I don’t want to sub-contract story time, late nights, or early mornings with my kids. Alexa can’t point to illustrations and ask thoughtful questions while reading a story. She can’t make funny “animal voices” or mimic a baby crying for his mamma. She can’t belly laugh during the funny parts. She can’t snuggle with them in bed and comfort them when the story is over and they’re scared or lonely. That’s my job. When it comes to those quality moments that mold and shape these precious little people, time is limited and no artificial intelligence device can ever appreciate or replace that.

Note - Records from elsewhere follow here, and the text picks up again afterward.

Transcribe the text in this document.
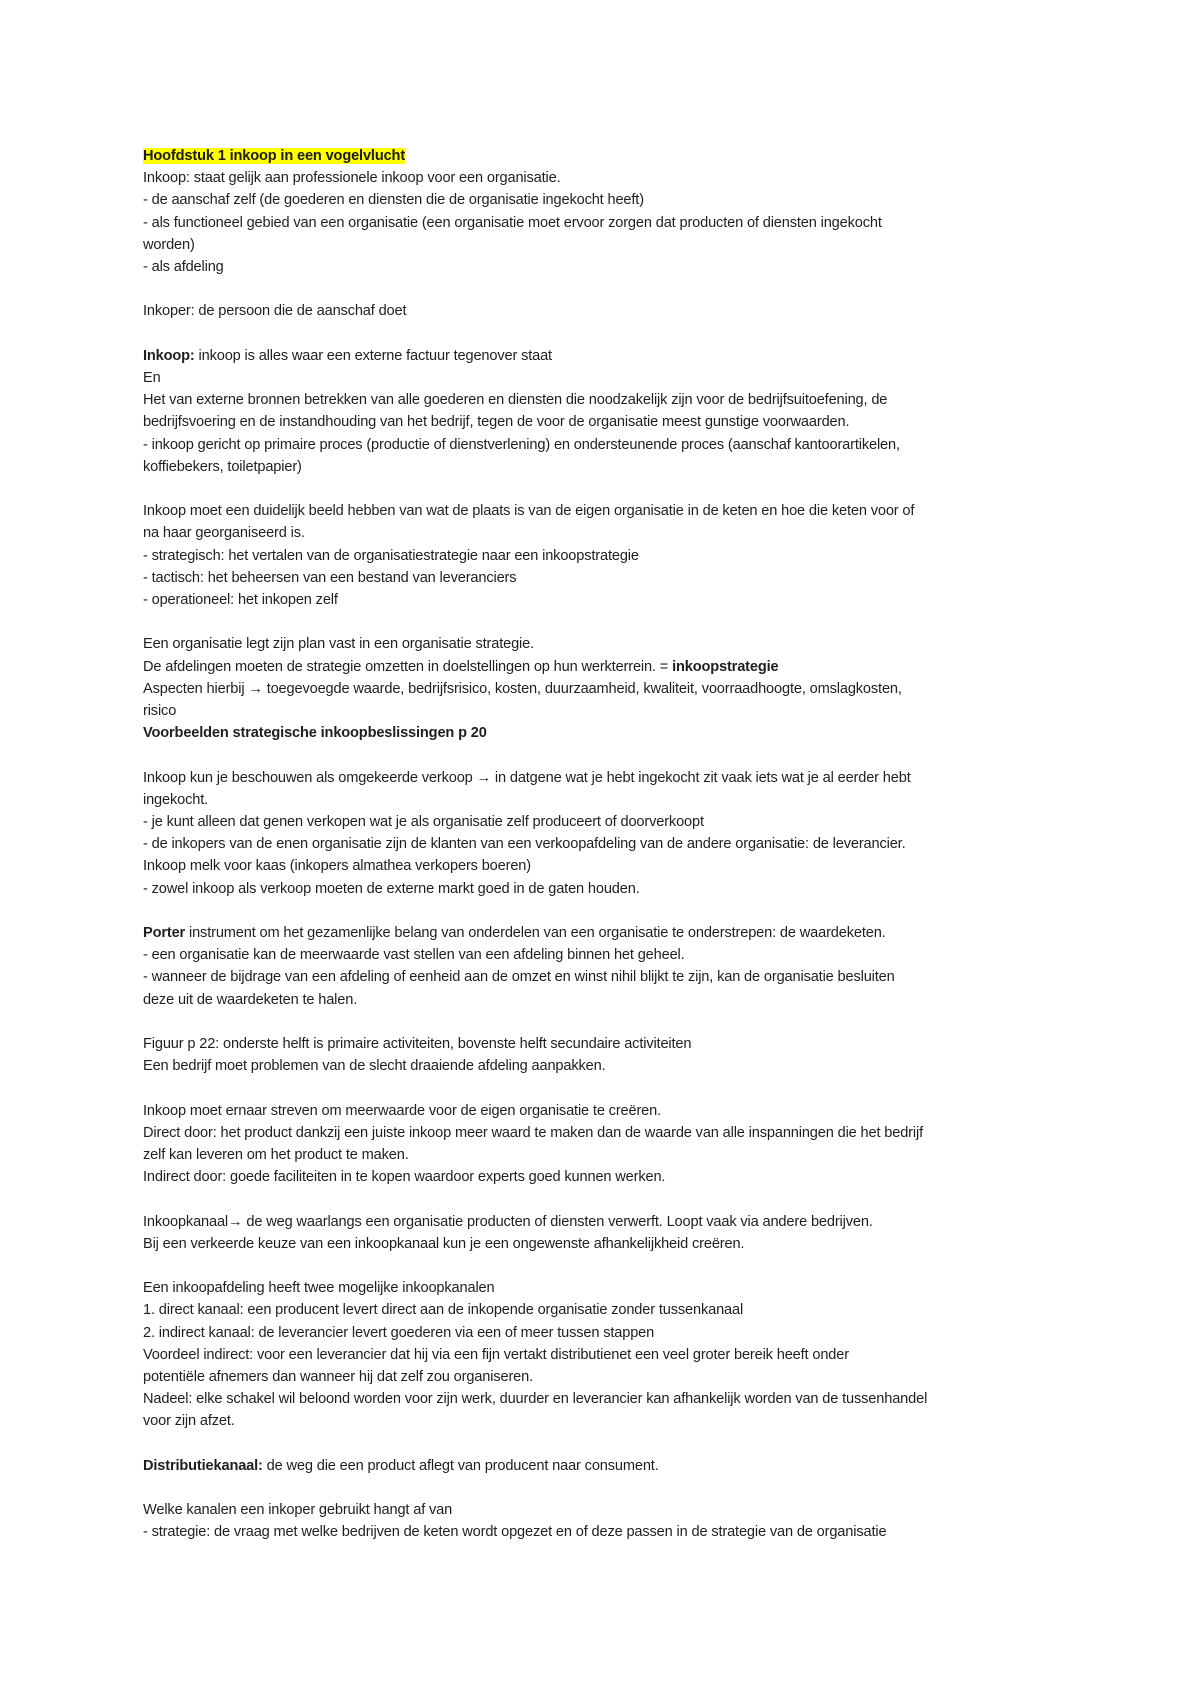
Hoofdstuk 1 inkoop in een vogelvlucht
Inkoop: staat gelijk aan professionele inkoop voor een organisatie.
- de aanschaf zelf (de goederen en diensten die de organisatie ingekocht heeft)
- als functioneel gebied van een organisatie (een organisatie moet ervoor zorgen dat producten of diensten ingekocht
worden)
- als afdeling
Inkoper: de persoon die de aanschaf doet
Inkoop: inkoop is alles waar een externe factuur tegenover staat
En
Het van externe bronnen betrekken van alle goederen en diensten die noodzakelijk zijn voor de bedrijfsuitoefening, de
bedrijfsvoering en de instandhouding van het bedrijf, tegen de voor de organisatie meest gunstige voorwaarden.
- inkoop gericht op primaire proces (productie of dienstverlening) en ondersteunende proces (aanschaf kantoorartikelen,
koffiebekers, toiletpapier)
Inkoop moet een duidelijk beeld hebben van wat de plaats is van de eigen organisatie in de keten en hoe die keten voor of
na haar georganiseerd is.
- strategisch: het vertalen van de organisatiestrategie naar een inkoopstrategie
- tactisch: het beheersen van een bestand van leveranciers
- operationeel: het inkopen zelf
Een organisatie legt zijn plan vast in een organisatie strategie.
De afdelingen moeten de strategie omzetten in doelstellingen op hun werkterrein. = inkoopstrategie
Aspecten hierbij → toegevoegde waarde, bedrijfsrisico, kosten, duurzaamheid, kwaliteit, voorraadhoogte, omslagkosten,
risico
Voorbeelden strategische inkoopbeslissingen p 20
Inkoop kun je beschouwen als omgekeerde verkoop → in datgene wat je hebt ingekocht zit vaak iets wat je al eerder hebt
ingekocht.
- je kunt alleen dat genen verkopen wat je als organisatie zelf produceert of doorverkoopt
- de inkopers van de enen organisatie zijn de klanten van een verkoopafdeling van de andere organisatie: de leverancier.
Inkoop melk voor kaas (inkopers almathea verkopers boeren)
- zowel inkoop als verkoop moeten de externe markt goed in de gaten houden.
Porter instrument om het gezamenlijke belang van onderdelen van een organisatie te onderstrepen: de waardeketen.
- een organisatie kan de meerwaarde vast stellen van een afdeling binnen het geheel.
- wanneer de bijdrage van een afdeling of eenheid aan de omzet en winst nihil blijkt te zijn, kan de organisatie besluiten
deze uit de waardeketen te halen.
Figuur p 22: onderste helft is primaire activiteiten, bovenste helft secundaire activiteiten
Een bedrijf moet problemen van de slecht draaiende afdeling aanpakken.
Inkoop moet ernaar streven om meerwaarde voor de eigen organisatie te creëren.
Direct door: het product dankzij een juiste inkoop meer waard te maken dan de waarde van alle inspanningen die het bedrijf
zelf kan leveren om het product te maken.
Indirect door: goede faciliteiten in te kopen waardoor experts goed kunnen werken.
Inkoopkanaal→ de weg waarlangs een organisatie producten of diensten verwerft. Loopt vaak via andere bedrijven.
Bij een verkeerde keuze van een inkoopkanaal kun je een ongewenste afhankelijkheid creëren.
Een inkoopafdeling heeft twee mogelijke inkoopkanalen
1. direct kanaal: een producent levert direct aan de inkopende organisatie zonder tussenkanaal
2. indirect kanaal: de leverancier levert goederen via een of meer tussen stappen
Voordeel indirect: voor een leverancier dat hij via een fijn vertakt distributienet een veel groter bereik heeft onder
potentiële afnemers dan wanneer hij dat zelf zou organiseren.
Nadeel: elke schakel wil beloond worden voor zijn werk, duurder en leverancier kan afhankelijk worden van de tussenhandel
voor zijn afzet.
Distributiekanaal: de weg die een product aflegt van producent naar consument.
Welke kanalen een inkoper gebruikt hangt af van
- strategie: de vraag met welke bedrijven de keten wordt opgezet en of deze passen in de strategie van de organisatie
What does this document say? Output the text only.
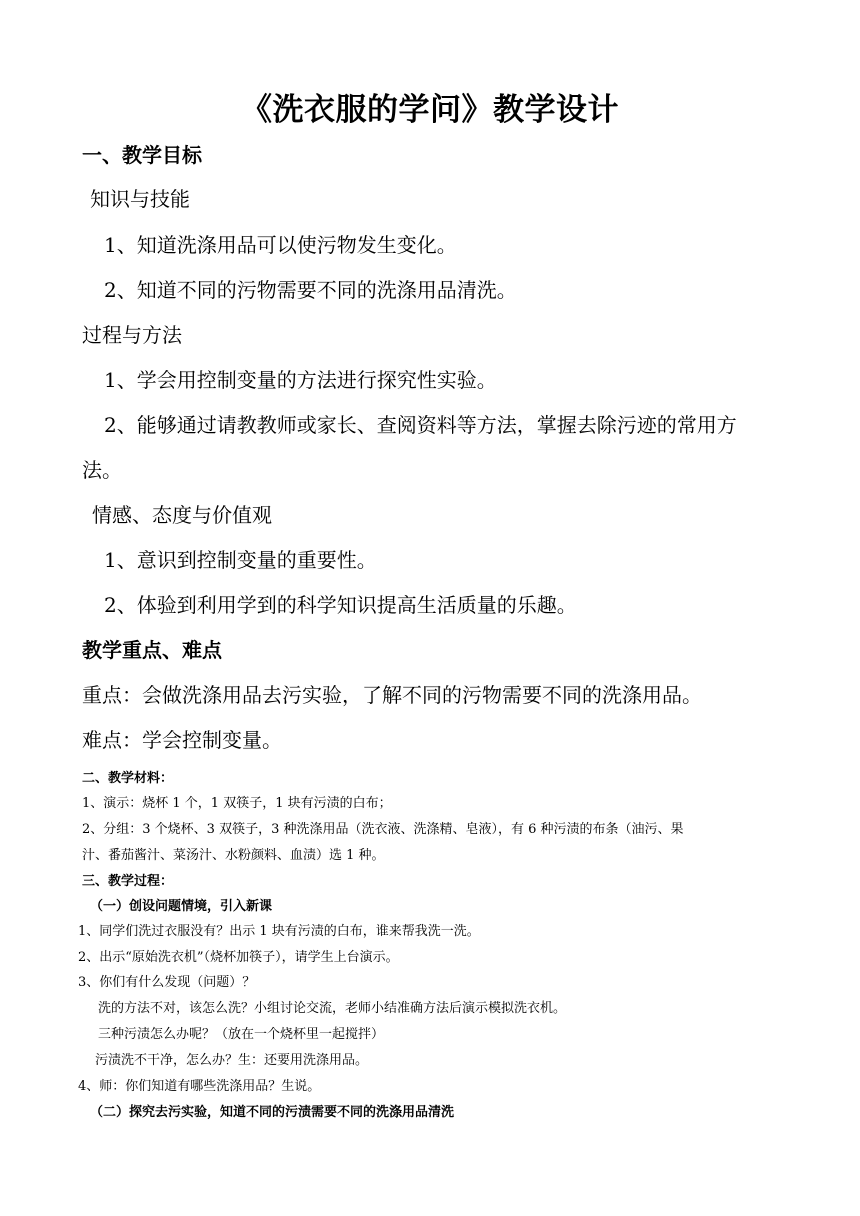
《洗衣服的学问》教学设计
一、教学目标
知识与技能
1、知道洗涤用品可以使污物发生变化。
2、知道不同的污物需要不同的洗涤用品清洗。
过程与方法
1、学会用控制变量的方法进行探究性实验。
2、能够通过请教教师或家长、查阅资料等方法，掌握去除污迹的常用方
法。
情感、态度与价值观
1、意识到控制变量的重要性。
2、体验到利用学到的科学知识提高生活质量的乐趣。
教学重点、难点
重点：会做洗涤用品去污实验，了解不同的污物需要不同的洗涤用品。
难点：学会控制变量。
二、教学材料：
1、演示：烧杯 1 个，1 双筷子，1 块有污渍的白布；
2、分组：3 个烧杯、3 双筷子，3 种洗涤用品（洗衣液、洗涤精、皂液），有 6 种污渍的布条（油污、果
汁、番茄酱汁、菜汤汁、水粉颜料、血渍）选 1 种。
三、教学过程：
（一）创设问题情境，引入新课
1、同学们洗过衣服没有？出示 1 块有污渍的白布，谁来帮我洗一洗。
2、出示“原始洗衣机”（烧杯加筷子），请学生上台演示。
3、你们有什么发现（问题）？
洗的方法不对，该怎么洗？小组讨论交流，老师小结准确方法后演示模拟洗衣机。
三种污渍怎么办呢？（放在一个烧杯里一起搅拌）
污渍洗不干净，怎么办？生：还要用洗涤用品。
4、师：你们知道有哪些洗涤用品？生说。
（二）探究去污实验，知道不同的污渍需要不同的洗涤用品清洗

As for wishing my kids would stay in their beds or sit still for a few quiet moments? We’re ALL working on practicing patience and following simple rules (e.g., waiting until 6:30am to get out of bed, playing quietly, or asking permission before turning on TV). We don’t need to be entertained and bombarded with technology every waking second. I, myself, am trying hard to be more patient and ‘stay in the moment’ – or the struggle, as it may be – right alongside them. And I am trying to remind myself daily that I must be the one to lead by my example … not Alexa’s.

Elizabeth is a work-from-home research analyst for a competitive intelligence consulting firm specializing in the pharm/biotech industry. Most importantly, she's a wife and a mother to three energetic children ages 7, 5, and 3. Born and raised in Lafayette, she went to Millsaps College, then up to Boston University for graduate school where she earned two Master’s Degrees in Communication and Public Health. It was there she fell in love with the city and a handsome law school student from Ipswich, MA. They eventually moved (back) to Lafayette to pursue career opportunities and start a family. Now, when she’s not working, shuttling between car lines and one hundred after school activities, feeding kids, washing dishes, packing lunches, picking up toys, helping with homework, or tackling a never ending to-do list she wishes would do itself (breathe), she attempts to 'practice running' for her first half-marathon in Disney while simultaneously training for her first trip there with the kids.